The government has handed local authorities in England a £6.2m lifeline to continue providing a pioneering problem-solving court service - and to expand it into new areas. 

The family drug and alcohol court (FDAC), which was pioneered in London by district judge Nicholas Crichton in 2008, aims to tackle parental substance misuse when it is a key element in local authority decisions to bring care proceedings. The service was originally jointly paid for by the Ministry of Justice and the Department for Health, but has faced repeated funding uncertainties. 

FDAC teams currently work in 12 courts covering 15 local authorities: London, Gloucestershire, Milton Keynes and Buckinghamshire, East Sussex, Coventry, South West Peninsula (Devon, Plymouth and Torbay), Kent and Medway, Southampton, and Leeds.

Today Tracey Crouch MP, minister for sport and civil society, announced that the FDAC National Unit will receive £6.2m over seven years from the government's Life Chances Fund. This will help Tavistock and Portman NHS Foundation Trust, which provides FDAC services, to work with 11 local authorities to sustain or establish an FDAC service.

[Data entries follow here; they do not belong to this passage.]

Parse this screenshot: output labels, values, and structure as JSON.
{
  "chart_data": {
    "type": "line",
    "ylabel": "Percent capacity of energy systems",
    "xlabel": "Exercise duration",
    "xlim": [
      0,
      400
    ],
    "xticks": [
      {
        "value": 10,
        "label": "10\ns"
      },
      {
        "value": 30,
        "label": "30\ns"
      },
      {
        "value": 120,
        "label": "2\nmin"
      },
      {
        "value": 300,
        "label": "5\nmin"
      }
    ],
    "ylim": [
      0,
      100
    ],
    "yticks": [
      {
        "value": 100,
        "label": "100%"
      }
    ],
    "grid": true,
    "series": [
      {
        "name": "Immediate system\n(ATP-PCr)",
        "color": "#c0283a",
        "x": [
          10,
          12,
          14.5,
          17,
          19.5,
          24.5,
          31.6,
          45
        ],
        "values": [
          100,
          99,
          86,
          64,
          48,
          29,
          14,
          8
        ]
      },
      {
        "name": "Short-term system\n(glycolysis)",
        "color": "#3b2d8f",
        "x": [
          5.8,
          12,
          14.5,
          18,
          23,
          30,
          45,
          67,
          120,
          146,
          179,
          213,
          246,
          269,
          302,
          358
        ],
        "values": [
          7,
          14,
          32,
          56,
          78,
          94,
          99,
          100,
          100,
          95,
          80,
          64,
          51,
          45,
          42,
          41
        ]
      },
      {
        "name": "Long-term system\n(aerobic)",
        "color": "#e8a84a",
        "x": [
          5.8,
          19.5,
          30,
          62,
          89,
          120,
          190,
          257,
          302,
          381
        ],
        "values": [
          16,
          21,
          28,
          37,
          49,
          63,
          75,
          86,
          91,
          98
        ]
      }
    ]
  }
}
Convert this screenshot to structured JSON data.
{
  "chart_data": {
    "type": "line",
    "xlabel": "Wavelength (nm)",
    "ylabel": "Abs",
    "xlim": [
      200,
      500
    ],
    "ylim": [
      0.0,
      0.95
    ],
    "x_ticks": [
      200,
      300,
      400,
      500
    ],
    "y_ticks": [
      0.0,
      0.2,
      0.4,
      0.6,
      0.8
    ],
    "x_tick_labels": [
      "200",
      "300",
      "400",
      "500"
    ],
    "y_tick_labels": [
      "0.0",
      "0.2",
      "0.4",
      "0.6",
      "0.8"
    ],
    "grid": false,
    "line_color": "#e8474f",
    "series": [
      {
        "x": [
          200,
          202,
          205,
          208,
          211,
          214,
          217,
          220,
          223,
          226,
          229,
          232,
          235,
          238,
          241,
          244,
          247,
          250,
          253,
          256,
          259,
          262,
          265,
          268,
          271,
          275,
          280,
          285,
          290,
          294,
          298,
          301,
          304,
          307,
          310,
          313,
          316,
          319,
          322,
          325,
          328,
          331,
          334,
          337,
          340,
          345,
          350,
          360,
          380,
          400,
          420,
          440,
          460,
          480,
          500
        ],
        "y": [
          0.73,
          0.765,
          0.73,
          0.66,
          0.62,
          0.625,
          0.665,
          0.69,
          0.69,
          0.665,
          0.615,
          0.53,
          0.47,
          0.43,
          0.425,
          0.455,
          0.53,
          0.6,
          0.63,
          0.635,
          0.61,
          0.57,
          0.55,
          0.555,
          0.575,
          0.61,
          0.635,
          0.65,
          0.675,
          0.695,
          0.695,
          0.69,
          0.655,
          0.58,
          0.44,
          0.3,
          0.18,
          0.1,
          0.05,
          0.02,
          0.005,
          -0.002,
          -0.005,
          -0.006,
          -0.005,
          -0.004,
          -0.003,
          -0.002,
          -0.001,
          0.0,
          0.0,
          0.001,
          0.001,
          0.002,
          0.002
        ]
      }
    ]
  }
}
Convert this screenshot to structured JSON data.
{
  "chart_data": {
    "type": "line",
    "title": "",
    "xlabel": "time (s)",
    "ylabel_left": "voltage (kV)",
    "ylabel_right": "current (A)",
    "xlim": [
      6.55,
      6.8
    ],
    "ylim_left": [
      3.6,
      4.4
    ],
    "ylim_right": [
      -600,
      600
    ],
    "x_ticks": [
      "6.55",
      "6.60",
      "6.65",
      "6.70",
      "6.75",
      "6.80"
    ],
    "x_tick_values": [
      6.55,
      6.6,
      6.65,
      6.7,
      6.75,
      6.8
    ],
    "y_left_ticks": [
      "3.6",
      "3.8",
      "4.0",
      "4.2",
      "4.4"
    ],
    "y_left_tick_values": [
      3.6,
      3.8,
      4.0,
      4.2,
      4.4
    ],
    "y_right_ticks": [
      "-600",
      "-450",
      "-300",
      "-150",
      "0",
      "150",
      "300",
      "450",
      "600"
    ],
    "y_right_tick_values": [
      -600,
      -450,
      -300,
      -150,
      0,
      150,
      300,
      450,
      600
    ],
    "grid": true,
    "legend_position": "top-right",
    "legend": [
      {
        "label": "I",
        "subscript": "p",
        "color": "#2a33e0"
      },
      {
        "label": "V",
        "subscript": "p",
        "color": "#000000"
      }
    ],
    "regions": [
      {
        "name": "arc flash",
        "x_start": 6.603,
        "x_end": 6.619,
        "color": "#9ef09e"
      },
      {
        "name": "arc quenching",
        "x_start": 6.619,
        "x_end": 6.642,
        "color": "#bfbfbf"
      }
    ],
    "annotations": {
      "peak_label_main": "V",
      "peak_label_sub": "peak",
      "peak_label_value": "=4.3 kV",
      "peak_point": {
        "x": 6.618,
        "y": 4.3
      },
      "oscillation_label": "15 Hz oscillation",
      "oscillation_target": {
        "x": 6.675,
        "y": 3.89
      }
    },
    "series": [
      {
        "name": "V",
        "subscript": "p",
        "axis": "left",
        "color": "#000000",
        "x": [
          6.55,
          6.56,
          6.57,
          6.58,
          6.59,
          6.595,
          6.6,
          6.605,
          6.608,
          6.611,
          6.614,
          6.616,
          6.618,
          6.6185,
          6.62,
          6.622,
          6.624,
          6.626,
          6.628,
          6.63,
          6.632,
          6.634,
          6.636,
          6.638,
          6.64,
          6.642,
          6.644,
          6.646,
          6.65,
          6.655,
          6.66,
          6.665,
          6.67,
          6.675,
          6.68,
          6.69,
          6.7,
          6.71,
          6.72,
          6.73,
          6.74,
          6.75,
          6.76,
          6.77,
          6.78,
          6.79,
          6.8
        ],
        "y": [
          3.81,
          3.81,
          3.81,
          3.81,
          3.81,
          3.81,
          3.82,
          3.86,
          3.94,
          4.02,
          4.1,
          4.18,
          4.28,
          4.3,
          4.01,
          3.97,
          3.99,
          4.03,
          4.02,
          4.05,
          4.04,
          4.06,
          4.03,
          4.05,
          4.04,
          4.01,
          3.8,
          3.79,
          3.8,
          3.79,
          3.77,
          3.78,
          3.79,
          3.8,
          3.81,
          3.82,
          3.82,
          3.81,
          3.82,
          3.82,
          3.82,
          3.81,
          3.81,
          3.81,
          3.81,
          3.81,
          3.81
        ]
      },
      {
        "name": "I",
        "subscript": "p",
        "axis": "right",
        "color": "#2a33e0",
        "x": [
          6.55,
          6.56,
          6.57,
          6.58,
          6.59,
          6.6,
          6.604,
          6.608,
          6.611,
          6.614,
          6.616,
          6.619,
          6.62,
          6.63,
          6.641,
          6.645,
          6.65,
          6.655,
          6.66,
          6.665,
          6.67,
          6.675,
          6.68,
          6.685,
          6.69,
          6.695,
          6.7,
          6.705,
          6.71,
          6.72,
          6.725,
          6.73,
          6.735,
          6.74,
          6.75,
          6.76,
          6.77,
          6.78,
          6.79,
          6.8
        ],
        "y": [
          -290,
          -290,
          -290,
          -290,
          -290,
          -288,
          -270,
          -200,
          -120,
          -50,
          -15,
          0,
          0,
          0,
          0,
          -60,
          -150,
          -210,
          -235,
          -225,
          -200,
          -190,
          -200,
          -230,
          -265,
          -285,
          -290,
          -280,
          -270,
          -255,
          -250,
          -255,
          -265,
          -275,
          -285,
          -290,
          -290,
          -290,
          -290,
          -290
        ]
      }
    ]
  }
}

Problem-solving courts were championed by Michael Gove during his time as justice secretary. But a few months later, when Liz Truss was in charge, the Ministry of Justice's Transforming our justice system paper, stated that the department was ’exploring the opportunities for problem-solving methods further with the judiciary and collecting the evidence base'.

Funding for specialist teams primarily comes from local government children's service departments. However, the government's Life Chances Fund will support local authorities to enter into a 'social impact bond' to provide an FDAC. Social investors will provide capital and expertise to deliver outcomes-based contracts. The local authority repays the social investors if the service is successful in meeting agreed outcomes. The Life Chances Fund will contribute to the repayment when the expected outcomes are achieved.

The outcomes have yet to be agreed. But the Gazette understands that a major outcome could be a number of care days saved.

Crouch said: 'The UK is a world leader in using social impact bonds to make a positive impact in society and these projects will achieve real results in communities across the country.'

Research conducted by the Centre for Justice Innovation, a thinktank, shows that public sector bodies save £2.30 for every £1 spent on a pioneering family court.

Today, justice minister Dominic Raab said he was 'delighted' that the grant will help more families to access the family drug and alcohol courts 'to help turn their lives around'.